A survey conducted by Old Mutual International, part of Old Mutual Wealth, shows the extent to which financial advisers expect defined benefit (DB) pension transfers to increase and that high levels of scheme deficits are fuelling this demand.
The survey shows 42% of financial advisers globally have seen a rise in demand for DB pension transfers in the last 12 months, and 35% expect demand to continue to increase in the next 12 months. UK advisers have experienced the biggest growth in demand, with 83% saying they had seen an increase in demand in the last 12 months (54% saying they had seen a ‘significant increase’ in demand) and 71% expecting demand to increase in the next 12 months.
Advisers were also asked to predict the amount by which this demand will increase in the next 12 months; advisers across all regions expect this demand to increase by an average of a third (33%).

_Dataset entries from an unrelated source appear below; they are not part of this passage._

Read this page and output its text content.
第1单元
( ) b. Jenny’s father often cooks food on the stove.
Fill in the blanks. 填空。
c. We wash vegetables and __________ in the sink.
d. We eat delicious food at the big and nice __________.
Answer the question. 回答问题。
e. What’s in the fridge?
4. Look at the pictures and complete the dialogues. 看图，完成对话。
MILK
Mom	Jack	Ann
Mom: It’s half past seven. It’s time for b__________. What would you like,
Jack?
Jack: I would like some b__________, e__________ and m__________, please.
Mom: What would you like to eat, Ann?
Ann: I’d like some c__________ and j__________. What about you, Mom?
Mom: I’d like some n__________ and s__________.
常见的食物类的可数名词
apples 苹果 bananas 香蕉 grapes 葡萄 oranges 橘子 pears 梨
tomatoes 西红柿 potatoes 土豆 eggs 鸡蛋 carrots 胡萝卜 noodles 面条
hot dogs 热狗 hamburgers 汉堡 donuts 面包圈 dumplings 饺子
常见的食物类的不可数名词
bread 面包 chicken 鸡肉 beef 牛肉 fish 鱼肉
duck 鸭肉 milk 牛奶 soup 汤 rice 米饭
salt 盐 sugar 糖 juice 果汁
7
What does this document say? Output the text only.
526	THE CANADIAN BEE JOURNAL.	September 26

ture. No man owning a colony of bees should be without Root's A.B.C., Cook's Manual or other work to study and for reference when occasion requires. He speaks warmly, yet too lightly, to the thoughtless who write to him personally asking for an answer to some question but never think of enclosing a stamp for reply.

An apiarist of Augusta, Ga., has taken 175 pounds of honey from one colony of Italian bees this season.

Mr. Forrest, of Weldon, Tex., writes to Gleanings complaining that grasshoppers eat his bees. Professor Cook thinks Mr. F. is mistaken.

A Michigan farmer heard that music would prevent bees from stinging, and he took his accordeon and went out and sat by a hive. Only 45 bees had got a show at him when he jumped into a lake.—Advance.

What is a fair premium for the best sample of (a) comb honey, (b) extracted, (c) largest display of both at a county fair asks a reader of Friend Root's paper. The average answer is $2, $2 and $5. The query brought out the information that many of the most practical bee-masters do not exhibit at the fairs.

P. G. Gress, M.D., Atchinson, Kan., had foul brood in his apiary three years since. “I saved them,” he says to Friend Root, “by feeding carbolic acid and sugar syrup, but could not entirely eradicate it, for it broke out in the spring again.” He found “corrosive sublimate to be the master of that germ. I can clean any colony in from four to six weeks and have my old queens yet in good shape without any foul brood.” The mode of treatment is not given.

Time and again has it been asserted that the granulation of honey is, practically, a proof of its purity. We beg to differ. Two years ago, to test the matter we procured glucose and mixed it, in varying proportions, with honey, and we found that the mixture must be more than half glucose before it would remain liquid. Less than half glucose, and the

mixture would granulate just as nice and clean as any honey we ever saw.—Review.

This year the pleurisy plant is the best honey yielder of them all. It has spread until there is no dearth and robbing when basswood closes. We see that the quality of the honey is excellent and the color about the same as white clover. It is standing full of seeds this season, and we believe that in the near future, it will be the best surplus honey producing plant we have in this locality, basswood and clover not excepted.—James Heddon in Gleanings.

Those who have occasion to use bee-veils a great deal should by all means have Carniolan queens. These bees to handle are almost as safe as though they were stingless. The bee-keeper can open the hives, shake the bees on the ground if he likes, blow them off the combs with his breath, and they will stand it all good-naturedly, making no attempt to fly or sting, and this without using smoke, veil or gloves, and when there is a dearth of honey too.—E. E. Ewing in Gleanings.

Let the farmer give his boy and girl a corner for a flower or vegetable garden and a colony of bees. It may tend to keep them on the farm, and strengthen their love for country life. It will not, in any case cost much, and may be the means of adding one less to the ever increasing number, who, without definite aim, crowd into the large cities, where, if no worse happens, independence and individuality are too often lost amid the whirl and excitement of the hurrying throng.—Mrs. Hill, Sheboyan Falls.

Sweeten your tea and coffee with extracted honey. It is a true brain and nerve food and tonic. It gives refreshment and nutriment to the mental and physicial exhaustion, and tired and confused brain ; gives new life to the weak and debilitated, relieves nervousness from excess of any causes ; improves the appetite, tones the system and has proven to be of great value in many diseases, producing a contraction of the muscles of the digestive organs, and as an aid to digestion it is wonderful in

67% of advisers say the increase in demand is fuelled by the fear that the DB scheme will not be able to meet its long term liabilities and 66% believe the improved transfer value/ critical yield is a factor. This compares to 58% who say the increase in demand is driven by the pension freedoms. UK advisers place more emphasis on pension freedoms as the main driver, with 91% saying this was a reason for the increase in demand.
The high DB scheme deficit of £784bn and the record low gilt yields are understandably causing concern. Combined with the relatively high transfer values and it is easy to see why the demand for transfers has risen. However, financial advisers must ensure each case is carefully considered before carrying out a transfer and that they have the appropriate permission from their regulator to conduct such transfers. Pension transfers away from DB schemes are irreversible, and may not be suitable for all clients.
The recent DWP Green paper on the ‘Security and sustainability in defined benefit pension schemes’ may help to reassure some scheme members that the Regulator is reviewing this area of activity to ensure the longevity of defined benefit schemes and the protection of its scheme members. Conversely, the paper may also raise some concerns given one option to maintain affordability is for ‘schemes to reduce liabilities, perhaps by reducing benefits, or restructuring exercises’.
David Denton, Head of International Technical Sales, Old Mutual Wealth, comments:
“UK based advisers have previously been fairly cautious when it came to defined benefit transfers, as decisions were seen as high risk and irreversible. With 71% of UK advisers saying they expect demand to increase, we may be seeing the tide turning, with more advisers prepared to take on such cases. It is important advisers continue to assess each case on its own merits as defined benefit transfers will not be suitable for all clients.
“Following the Election in the UK, with the Conservatives now operating a minority Government, pension issues are likely to have slipped down the agenda. There is a risk the response to the Green Paper could be pushed out, but the area of defined benefit pension funding and transfer suitability remains a crucial issue and it is important this remains on track.”
 Old Mutual International adviser survey, May 2017, 210 respondents from across the UK, Europe, Middle East and Asia.